De voor 'beschermingszone' aangewezen gronden zijn, behalve voor de daar voorkomende bestemming(en), mede bestemd voor waterschapsdoeleinden ten behoeve van de aan deze zone grenzende waterloop en als zoekgebied voor behoud en herstel van watersystemen.

21.2.2 Bouwregels

Op deze gronden mag niet worden gebouwd.

21.2.3 Afwijken van de bouwregels

  1. Burgemeester en wethouders kunnen met een omgevingsvergunning afwijken van het bepaalde in 21.2.2 ten behoeve van bebouwing, die is toegestaan ingevolge de ter plaatse geldende andere bestemming, indien door de bouw en situering van de betreffende bebouwing geen schade wordt toegebracht aan het belang van de waterhuishouding.

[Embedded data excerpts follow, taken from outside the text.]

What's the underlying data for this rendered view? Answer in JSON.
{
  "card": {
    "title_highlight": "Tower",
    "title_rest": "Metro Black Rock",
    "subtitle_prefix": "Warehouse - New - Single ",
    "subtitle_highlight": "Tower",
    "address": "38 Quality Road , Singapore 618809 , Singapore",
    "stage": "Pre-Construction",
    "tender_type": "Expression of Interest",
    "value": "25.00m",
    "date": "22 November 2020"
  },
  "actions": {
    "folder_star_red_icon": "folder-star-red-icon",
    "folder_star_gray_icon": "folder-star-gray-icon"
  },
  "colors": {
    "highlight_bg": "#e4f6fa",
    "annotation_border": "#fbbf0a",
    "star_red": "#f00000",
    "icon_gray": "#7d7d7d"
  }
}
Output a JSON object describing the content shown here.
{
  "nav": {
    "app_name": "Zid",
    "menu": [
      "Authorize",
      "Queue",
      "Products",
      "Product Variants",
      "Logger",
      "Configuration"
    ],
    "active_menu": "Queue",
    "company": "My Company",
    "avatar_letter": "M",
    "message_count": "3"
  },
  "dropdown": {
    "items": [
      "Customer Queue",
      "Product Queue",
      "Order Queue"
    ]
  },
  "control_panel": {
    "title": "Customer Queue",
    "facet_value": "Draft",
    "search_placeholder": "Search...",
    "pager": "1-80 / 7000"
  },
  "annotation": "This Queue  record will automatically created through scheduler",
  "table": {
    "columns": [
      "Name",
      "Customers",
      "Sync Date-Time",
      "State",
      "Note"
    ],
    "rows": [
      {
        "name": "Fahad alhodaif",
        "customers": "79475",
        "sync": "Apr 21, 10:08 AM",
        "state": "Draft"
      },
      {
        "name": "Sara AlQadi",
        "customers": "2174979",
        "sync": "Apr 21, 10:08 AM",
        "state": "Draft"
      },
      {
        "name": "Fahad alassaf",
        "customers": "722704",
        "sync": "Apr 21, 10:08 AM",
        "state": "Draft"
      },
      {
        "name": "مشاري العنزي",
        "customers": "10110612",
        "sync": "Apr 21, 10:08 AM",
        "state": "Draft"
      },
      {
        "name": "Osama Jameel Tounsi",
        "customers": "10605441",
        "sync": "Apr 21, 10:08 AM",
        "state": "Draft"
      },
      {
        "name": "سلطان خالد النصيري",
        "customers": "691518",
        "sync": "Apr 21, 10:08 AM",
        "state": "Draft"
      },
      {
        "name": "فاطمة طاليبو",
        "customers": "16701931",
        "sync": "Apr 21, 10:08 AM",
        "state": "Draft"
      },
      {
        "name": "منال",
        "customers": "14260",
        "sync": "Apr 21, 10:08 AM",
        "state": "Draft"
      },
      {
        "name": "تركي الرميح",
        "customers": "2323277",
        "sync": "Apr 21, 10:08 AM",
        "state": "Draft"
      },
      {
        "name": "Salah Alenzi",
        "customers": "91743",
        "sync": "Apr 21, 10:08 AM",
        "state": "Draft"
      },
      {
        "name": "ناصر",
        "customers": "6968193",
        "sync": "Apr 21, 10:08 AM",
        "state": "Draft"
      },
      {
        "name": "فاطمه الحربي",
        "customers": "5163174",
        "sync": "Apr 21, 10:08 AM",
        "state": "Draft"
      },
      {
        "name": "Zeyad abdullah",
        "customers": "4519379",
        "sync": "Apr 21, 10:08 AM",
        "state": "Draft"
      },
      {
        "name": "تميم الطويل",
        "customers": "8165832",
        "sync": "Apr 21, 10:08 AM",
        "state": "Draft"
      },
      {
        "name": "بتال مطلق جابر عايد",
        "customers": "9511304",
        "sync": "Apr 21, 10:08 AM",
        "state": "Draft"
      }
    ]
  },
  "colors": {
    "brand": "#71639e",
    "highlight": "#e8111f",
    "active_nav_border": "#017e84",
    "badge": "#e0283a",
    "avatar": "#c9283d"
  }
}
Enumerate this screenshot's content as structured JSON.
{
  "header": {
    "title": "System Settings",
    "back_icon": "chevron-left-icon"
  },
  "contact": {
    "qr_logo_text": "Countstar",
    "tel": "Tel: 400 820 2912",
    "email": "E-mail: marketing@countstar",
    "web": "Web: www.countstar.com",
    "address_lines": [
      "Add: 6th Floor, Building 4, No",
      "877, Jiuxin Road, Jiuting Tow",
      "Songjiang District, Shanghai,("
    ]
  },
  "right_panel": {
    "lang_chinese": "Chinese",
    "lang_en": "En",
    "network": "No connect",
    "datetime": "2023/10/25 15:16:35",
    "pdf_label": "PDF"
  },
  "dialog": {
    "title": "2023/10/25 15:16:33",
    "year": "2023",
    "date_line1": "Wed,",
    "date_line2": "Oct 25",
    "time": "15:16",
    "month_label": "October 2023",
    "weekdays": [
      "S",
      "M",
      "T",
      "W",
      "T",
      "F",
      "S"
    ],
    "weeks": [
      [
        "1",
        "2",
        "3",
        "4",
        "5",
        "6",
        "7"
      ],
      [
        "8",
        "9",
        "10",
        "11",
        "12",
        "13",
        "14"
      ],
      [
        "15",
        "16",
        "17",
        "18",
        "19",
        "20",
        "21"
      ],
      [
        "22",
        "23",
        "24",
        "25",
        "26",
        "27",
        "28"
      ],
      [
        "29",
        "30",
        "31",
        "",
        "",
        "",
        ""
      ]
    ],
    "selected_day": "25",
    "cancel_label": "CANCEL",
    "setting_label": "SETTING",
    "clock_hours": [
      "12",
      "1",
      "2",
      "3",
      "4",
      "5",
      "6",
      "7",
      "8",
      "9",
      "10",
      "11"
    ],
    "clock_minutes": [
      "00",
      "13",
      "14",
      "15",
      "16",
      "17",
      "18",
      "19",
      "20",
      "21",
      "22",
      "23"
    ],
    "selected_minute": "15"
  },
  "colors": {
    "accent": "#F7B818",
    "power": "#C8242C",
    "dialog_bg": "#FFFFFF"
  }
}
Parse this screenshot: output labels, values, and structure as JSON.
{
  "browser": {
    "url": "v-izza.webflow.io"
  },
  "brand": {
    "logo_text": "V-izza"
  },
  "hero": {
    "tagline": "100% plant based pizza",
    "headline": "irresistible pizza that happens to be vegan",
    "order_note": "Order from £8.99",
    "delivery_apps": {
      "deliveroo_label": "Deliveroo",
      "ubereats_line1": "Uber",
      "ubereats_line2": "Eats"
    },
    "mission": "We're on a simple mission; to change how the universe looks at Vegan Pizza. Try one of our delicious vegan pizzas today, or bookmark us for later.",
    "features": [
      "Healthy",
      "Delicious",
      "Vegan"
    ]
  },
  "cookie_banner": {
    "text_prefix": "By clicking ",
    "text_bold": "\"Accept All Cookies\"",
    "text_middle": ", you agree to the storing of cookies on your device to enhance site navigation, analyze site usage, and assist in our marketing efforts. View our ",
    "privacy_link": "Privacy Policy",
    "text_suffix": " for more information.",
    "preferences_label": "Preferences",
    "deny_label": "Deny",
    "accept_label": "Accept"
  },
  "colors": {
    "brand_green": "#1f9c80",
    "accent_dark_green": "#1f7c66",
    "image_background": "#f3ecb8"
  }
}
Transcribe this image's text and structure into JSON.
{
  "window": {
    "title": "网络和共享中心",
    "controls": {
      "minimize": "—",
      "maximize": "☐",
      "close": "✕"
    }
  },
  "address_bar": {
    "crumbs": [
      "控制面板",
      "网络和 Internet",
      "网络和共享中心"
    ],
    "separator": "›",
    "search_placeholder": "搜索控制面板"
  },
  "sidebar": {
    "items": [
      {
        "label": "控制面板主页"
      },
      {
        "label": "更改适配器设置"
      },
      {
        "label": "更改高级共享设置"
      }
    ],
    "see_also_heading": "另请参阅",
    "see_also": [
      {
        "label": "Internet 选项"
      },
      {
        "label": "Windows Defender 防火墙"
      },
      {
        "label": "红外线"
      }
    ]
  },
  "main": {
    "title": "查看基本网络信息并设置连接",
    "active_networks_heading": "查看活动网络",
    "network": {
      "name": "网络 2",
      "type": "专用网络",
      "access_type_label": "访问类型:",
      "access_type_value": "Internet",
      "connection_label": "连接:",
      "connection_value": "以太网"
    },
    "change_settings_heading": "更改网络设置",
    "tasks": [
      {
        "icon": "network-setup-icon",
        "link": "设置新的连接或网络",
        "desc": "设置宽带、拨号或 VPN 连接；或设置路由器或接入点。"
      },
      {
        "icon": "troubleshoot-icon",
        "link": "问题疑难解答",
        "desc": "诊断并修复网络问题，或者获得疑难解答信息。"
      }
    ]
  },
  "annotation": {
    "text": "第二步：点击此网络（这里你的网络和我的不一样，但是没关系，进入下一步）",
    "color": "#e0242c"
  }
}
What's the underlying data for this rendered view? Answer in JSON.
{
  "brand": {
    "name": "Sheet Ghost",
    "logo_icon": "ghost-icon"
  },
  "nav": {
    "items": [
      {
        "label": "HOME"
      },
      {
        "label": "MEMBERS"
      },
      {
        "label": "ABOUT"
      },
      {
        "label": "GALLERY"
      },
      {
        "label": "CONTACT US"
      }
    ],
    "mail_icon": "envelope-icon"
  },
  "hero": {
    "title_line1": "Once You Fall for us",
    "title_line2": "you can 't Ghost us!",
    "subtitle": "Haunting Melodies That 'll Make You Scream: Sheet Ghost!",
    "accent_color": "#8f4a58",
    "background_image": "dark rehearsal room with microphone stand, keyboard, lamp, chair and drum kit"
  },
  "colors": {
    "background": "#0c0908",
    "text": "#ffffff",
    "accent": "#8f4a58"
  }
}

  2. Een omgevingsvergunning als bedoeld onder a. wordt pas verleend nadat ter zake advies is ingewonnen bij de beheersinstantie van de in de bestemmingsomschrijving bedoelde waterloop de beslissing inzake het verlenen van de omgevingsvergunning wordt aan genoemde instantie medegedeeld.

 

21.2.4 Omgevingsvergunning voor het uitvoeren van werken, geen bouwwerk zijnde, of van werkzaamheden

  1. Het is verboden op of in de in artikel bedoelde gronden zonder of in afwijking van een omgevingsvergunning voor het uitvoeren van een werk, geen gebouw zijnde, of van werkzaamheden de navolgende werken, geen gebouwen zijnde, of werkzaamheden uit te voeren:

    1. een gesloten wegdek aan te brengen;

    2. beplantingen en/of bomen aan te brengen c.q. vellen en/of rooien;

    3. waterlopen wijzigen en afgravings- en ontgrondingwerkzaamheden uit te voeren anders dan normaal spitwerk, dieper dan 0,30 m;

    4. heiwerken uit te voeren en/of scherpe voorwerpen in de bodem te drijven dieper dan 0,30 m;

    5. parallelriolen, nutsvoorzieningen en transportleidingen aan te leggen.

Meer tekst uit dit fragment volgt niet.